Quem é esse "eu" que imaginamos ser? Um ramo pragmático e simplista do pensamento psicológico dirá que, se você é capaz de conjugar o pronome adequado com seu nome próprio e declarar que é você o portador desse nome, então você sabe quem você é, ou seja, está "consciente de si como pessoa". Talvez haja um começo de verdade nisso: é melhor que um indivíduo se descreva como um nome próprio do que com um substituto aplicável a toda uma espécie, pois assim ele estará evidentemente consciente de si mesmo como um sujeito individual, e não como um simples objeto, como uma unidade para uma multidão. É bem verdade que para o homem moderno, mesmo a capacidade de chamar-se por seu nome próprio é uma façanha que causa espanto nele e nos outros. Isso, contudo, é apenas um começo, e um começo do qual o homem primitivo talvez pudesse rir, pois, ainda que uma pessoa dê mostras de saber seu próprio nome, isso não quer dizer que esteja consciente de que esse nome representa uma pessoa de verdade.

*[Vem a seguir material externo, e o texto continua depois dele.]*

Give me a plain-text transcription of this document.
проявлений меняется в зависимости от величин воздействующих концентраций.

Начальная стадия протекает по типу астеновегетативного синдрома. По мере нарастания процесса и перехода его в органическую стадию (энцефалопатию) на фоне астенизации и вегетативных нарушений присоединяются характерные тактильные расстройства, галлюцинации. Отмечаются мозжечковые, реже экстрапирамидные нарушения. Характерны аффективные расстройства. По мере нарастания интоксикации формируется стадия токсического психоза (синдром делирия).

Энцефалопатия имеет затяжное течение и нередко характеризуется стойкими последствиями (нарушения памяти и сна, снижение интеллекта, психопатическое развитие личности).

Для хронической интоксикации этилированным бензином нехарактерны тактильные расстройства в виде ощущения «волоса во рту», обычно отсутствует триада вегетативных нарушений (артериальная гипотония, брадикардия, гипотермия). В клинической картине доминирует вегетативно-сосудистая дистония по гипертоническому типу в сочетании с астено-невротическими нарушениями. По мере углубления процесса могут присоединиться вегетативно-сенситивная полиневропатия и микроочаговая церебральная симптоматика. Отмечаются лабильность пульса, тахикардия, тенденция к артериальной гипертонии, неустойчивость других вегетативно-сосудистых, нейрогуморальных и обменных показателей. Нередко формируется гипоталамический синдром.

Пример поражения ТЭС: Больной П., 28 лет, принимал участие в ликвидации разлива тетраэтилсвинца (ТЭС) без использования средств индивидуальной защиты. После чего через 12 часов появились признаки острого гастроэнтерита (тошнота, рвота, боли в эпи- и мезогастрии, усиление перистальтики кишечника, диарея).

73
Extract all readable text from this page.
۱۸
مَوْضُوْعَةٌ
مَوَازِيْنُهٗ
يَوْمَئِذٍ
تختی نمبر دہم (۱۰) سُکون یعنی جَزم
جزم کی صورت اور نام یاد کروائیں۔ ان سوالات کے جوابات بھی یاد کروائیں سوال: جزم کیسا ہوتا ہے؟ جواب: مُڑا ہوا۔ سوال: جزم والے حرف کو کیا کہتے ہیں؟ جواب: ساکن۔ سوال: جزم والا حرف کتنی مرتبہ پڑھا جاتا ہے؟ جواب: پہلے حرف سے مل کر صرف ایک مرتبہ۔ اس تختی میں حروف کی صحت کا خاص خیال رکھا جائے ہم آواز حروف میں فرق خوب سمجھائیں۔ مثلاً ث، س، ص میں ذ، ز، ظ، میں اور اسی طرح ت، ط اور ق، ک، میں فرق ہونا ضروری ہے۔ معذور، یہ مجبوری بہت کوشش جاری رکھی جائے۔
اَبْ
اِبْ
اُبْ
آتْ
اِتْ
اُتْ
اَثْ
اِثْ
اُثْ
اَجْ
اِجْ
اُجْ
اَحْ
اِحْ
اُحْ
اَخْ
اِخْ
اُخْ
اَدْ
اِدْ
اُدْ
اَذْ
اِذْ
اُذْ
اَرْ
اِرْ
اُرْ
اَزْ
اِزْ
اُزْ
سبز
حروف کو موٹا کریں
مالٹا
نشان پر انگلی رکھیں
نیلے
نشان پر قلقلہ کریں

Pode ser que o nome, em vez disso, qualifique um personagem fictício, ocupado ativamente em autopersonificar-se no mundo dos negócios, da política, no mundo acadêmico ou no religioso.
Esse, no entanto, não é o "eu" que pode estar diante de Deus, consciente d'Ele como "Tu". Para esse "eu", talvez nem exista claramente nenhum "tu". Talvez mesmo as outras pessoas sejam vistas por ele como extensões do "eu", imagens do "eu", modificações do "eu", aspectos do "eu". Talvez nem haja uma distinção clara entre esse "eu" e os outros objetos: ele pode se encontrar desprovido de sua própria subjetividade, ainda que esteja bastante consciente quando diz, agressivamente decidido, "eu".
Se um "eu" dessa espécie ouvir falar em contemplação, talvez decida "tornar-se um contemplativo", isto é, gostará de ver em si essa coisa chamada contemplação. Para isso, vai ter de introjetar a contemplação em seu eu alienado. Vai fazer cara de contemplativo para si mesmo, como uma criança em frente ao espelho, vai cultivar uma aparência contemplativa que lhe pareça apropriada e que goste de ver em si mesmo. Ademais, o fato de seu diligente narcisismo estar voltado para o interior e alimentar-se de si mesmo em quietude e secreto amor o levará a crer que sua experiência de si mesmo é uma experiência de Deus.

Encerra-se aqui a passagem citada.